Ending gun violence begins before the gun is ever purchased, it begins before there’s a supply and demand. Ending gun violence, ending VIOLENCE: verbal, emotional, physical, spiritual; must begin with exposing fear for what it is: a liar whose tactic is to divide and isolate us, a liar that would lead us to believe in “us vs. them.”

Fear is real because we breed it. We believe something about “others,” ourselves, or a situation that’s simply not true, but we perceive it as truth.

When God made it all, us all included, God said it was, “Good.” Good. Period. When we ascribe anything other than that to ourselves or someone else, we are misaligned with God’s original design.

We have thousands of thoughts go through our heads in a day, but not every one of them is true or real. However, those we entertain, those we welcome or give space to, become real, whether good or bad, healthy or sick, hopeful or jaded, true or false. We are the ones created in the image of God to write and tell and live a better story, a story through the lens of God’s miraculous design, rather than through our limited perspectives.

No one is born an asshole. We become them with the layers and layers of filters that cloud our perception of God’s original design, in the mirror and when we look at the world.

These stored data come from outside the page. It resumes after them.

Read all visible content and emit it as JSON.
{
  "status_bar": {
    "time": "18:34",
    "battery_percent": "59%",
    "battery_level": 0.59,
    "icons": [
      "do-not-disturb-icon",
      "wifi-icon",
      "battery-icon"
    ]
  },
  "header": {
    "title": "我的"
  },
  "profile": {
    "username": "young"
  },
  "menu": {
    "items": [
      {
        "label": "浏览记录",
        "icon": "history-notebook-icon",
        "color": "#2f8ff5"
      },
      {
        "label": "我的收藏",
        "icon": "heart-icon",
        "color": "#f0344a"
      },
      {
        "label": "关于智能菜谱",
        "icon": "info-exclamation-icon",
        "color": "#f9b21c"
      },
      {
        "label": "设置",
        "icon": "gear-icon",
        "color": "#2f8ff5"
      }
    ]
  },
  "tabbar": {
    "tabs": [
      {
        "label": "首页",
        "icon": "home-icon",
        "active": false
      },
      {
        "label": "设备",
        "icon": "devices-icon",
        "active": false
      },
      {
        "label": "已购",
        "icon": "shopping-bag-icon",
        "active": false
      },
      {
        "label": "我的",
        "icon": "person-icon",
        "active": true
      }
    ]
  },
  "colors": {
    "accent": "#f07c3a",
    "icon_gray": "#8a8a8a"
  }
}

Fear is the ultimate destroyer: the enemy kills, steals, and destroys its unsuspecting prey, people who believe and succumb to fear by isolating, retreating, over-protecting, controlling, projecting fault, and not owning our stuff.

One second ago, Adam and Eve were naked, and it was fine, in fact, it was, “Good.” Then their eyes were opened to the knowledge of good and evil and their perception was that being naked wasn’t fine. Except it still was. God said this “knowledge” would kill them. God never said their nudity was “bad.” But God knew their “fig leaves” wouldn’t suffice in a world where their perception was off, so he fashioned them better clothes. God’s good like that.

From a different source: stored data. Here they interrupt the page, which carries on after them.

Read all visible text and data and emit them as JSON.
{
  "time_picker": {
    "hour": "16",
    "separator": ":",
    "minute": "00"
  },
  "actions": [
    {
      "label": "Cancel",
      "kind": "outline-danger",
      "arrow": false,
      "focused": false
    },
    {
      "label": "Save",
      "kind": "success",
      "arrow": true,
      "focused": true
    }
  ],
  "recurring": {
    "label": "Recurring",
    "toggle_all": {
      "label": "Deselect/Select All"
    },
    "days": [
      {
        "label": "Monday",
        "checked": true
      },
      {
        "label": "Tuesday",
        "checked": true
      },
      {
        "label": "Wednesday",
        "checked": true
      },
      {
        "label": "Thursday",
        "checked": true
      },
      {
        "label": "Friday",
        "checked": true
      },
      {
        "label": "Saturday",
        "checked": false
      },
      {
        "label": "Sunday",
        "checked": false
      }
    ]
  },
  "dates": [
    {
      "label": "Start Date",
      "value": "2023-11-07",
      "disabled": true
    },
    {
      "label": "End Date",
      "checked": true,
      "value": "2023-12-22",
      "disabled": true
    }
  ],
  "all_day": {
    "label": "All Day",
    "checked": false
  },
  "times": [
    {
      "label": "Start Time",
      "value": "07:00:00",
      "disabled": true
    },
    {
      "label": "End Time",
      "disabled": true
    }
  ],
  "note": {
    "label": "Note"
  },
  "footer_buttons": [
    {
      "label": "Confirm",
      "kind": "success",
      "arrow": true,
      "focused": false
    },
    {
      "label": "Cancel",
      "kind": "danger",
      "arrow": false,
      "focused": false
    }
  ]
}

I’m so grieved by the heinous sermons and historical movements that have hijacked God’s message of extravagant LOVE for God’s own creation. Man’s religion, each one of them, including systemic state “Christianity”, have attempted to box in the Creator of the Universe, God, the One who designed us and all that is, in caustic doctrine, dogma, and fear-mongering. It’s all come down to heaven and hell destinations, rather than reminding ourselves and everyone else that Jesus came declaring GOOD NEWS: LIFE, as originally designed children of God, NOW, Kingdom Come, sins forgiven, go and live abundantly.

Fear has no power in the presence of Love. And God is Love. Actually, God is perfect love, and perfect love casts off all fear.

So, we have to ask ourselves, “What is true? Am I functioning in fear or love at this moment, toward myself or another?”

Someone asked how they could be a practical point of help during a tragedy like a shooting. Shootings, suicide, rape, assault, violence…no one was born an asshole, remember, so when we live in the Light of God’s love, letting our light shine as a reflection of a bigger love than we could ever contain, darkness has no place.

So how can we help?

Show up BEFORE the shooting.

Show up BEFORE the violence.

Show up BEFORE the belief that isolation and separation are a choice, a safe, protective choice.

Show up without the platitudes and pre-rehearsed sermons and invite our neighbors to dinner.
Show up without words, but just be. Be there. Be present. Sit in the silence. Listen.

Show up BEFORE with authentic love, authentic community, authentic spaces where we don’t let fear win, but where perfect LOVE drives out fear.

Show up without pretense, on each other’s doorsteps, across the backyard fence, across the aisle, with a cup of tea and a gallon of repentance.

Show up with arms unfolded and hands unclenched.

Breathe. Let’s close our eyes and SEE the image of God of the handcrafted human in front of us.

Show up and share a cup of water together, and love each other, in spite of each other, before the assholes of fear and filters begin to layer thick and alter the perception with which we were designed:

The truth about each of us is that we are first all children of God. Treat one another accordingly, not as sinners in the hands of an angry God…God’s not angry. God is grieved over how we wield at one another.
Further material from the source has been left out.